David Fincher no es el primero, ni será el último, de la oleada de directores, actores o actrices que han decidido fijar su mirada en la televisión y en sus variopintos formatos y posibilidades de consumo. Las -ya no tan- nuevas plataformas han traído consigo una infinidad de contenidos inabarcables para el espectador medio e incluso para los aventajados. Tampoco es el primero, ni será el último, en poner todos sus esfuerzos en hablarnos de asesinos en serie en televisión: The Fall, Hannibal, True Detective, Dexter… dan buena cuenta de ello.
El cine no ha muerto, no seamos derrotistas; el mundo del celuloide sigue dándonos grandes historias, aunque sí que podemos asumir que de alguna manera lo cierto es que (y a la vista está) muchos de los grandes papeles actuales y muchas de las grandes historias se pasean hoy por los canales y plataformas de la pequeña pantalla.

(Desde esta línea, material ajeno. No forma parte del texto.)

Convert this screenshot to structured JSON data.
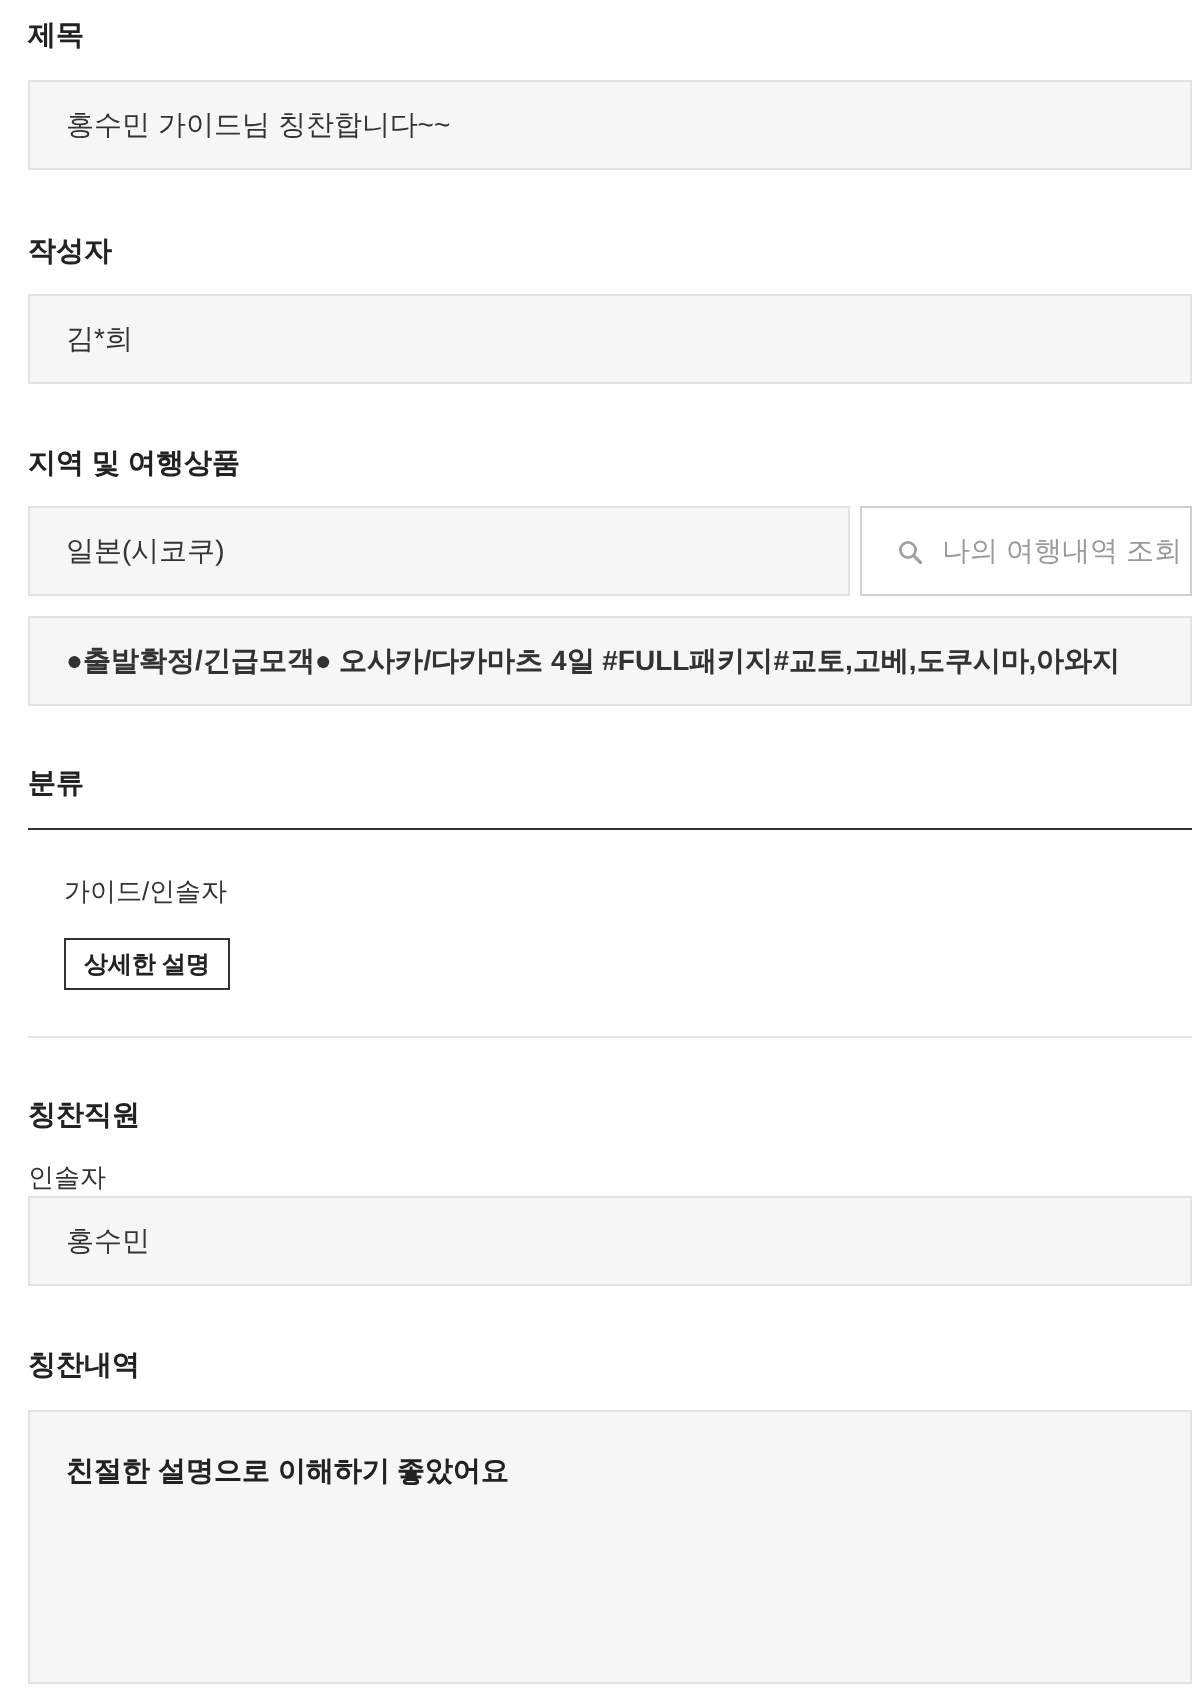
{
  "title": {
    "label": "제목",
    "value": "홍수민 가이드님 칭찬합니다~~"
  },
  "author": {
    "label": "작성자",
    "value": "김*희"
  },
  "region_product": {
    "label": "지역 및 여행상품",
    "region": "일본(시코쿠)",
    "search_button": "나의 여행내역 조회",
    "product": "●출발확정/긴급모객● 오사카/다카마츠 4일 #FULL패키지#교토,고베,도쿠시마,아와지"
  },
  "category": {
    "label": "분류",
    "value": "가이드/인솔자",
    "detail_button": "상세한 설명"
  },
  "praised_staff": {
    "label": "칭찬직원",
    "role": "인솔자",
    "name": "홍수민"
  },
  "praise_details": {
    "label": "칭찬내역",
    "text": "친절한 설명으로 이해하기 좋았어요"
  }
}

Mindhunter es una de esas pequeñas grandes historias. Y con el aval de Fincher a las espaldas (The Game, El club de la lucha, Seven o Zodiac, de la que bebe en gran parte Mindhunter) poco más hace falta para darle una oportunidad.
Mindhunter nos sitúa en la década de los 70, una etapa extraña y con muchos cambios en la sociedad estadounidense, una época llena de inseguridades y de pensamientos oscuros: los del final de la Guerra de Vietnam. Con este contexto de la mano, y dos personajes principales interpretados magistralmente por Jonathan Groff y Holt McCallany, Fincher se mete de lleno en los despachos del FBI (concretamente, en el sótano -¿algún fan de X-files en la sala?-) para desmenuzar la psicología de varios asesinos de la época, analizando mediante entrevistas personales con ellos, las razones por las que cometieron sus crímenes.
Sí. Nos encontramos ante una serie que no cuenta con absolutamente ningún caso “por resolver”, en la que el ‘cliffhanger’ prácticamente no existe (al menos no como lo conocemos hoy en día) y en la que los tres personajes principales (a los dos mencionados se suma el interpretado por Anna Torv) hablan básicamente de psicología y apenas comparten un par de conversaciones “íntimas” entre ellos. Fincher se toma su tiempo en la presentación de los dos personajes que nos acompañarán durante toda la serie (de hecho, Anna Torv no hace aparición hasta el tercer episodio siendo también protagonista) porque sabe que la cocción a fuego lento siempre funciona mejor que apresuradamente.
Esto es algo que de por sí ya llama la atención, más ahora que vivimos en un mundo en el que el consumo se ha convertido en algo rápido, del momento; en un mundo en el que los primeros 30 segundos de un vídeo marcarán la diferencia para que tu público se quede o salte al siguiente vídeo. Mindhunter es una serie totalmente atípica en ese sentido, escrita (brillantemente por Joe Penhall) por y para ponernos a prueba indudablemente, tal y como hacen Holden y Bill con sus asesinos, precisamente para saber hasta dónde podemos llegar. Y es ahí donde radica su genialidad.
La apuesta por un formato indiscutiblemente cinematográfico en cuanto a forma le dan tregua a Fincher para seguir contándonos las historias que él quiere contar y de la manera que él quiere hacerlo. Tanto le da igual el formato televisivo que, inexplicablemente, nos encontramos con un capítulo con una duración de 34 minutos frente a los 45 que duran todos los demás. Tanto da.
Mindhunter es el regalo de un enamorado del cine a todas esas personas que desafían de alguna u otra forma el ‘binge watching’ (aunque se haga igual), un regalo para los de la ‘old school’ y para los que disfrutan de los capítulos llenos de información, aunque sean densos. Llenos de detalles, aunque sean aparentemente insignificantes. Un regalo para esos seres mitológicos que aún aprecian un diseño de sonido tan bien tratado. Y también para los que aprecian un personaje bien construido, se necesite el tiempo que se necesite para ello.
Allí donde acaba la vida de una víctima, Mindhunter comienza a construir la humanidad de sus personajes, ya sean agentes del FBI, psicólogos, sociólogos o… asesinos. ¿Lo notan? Sí, es la incomodidad que nos crea empatizar por un segundo con una persona que le ha quitado la vida a otra.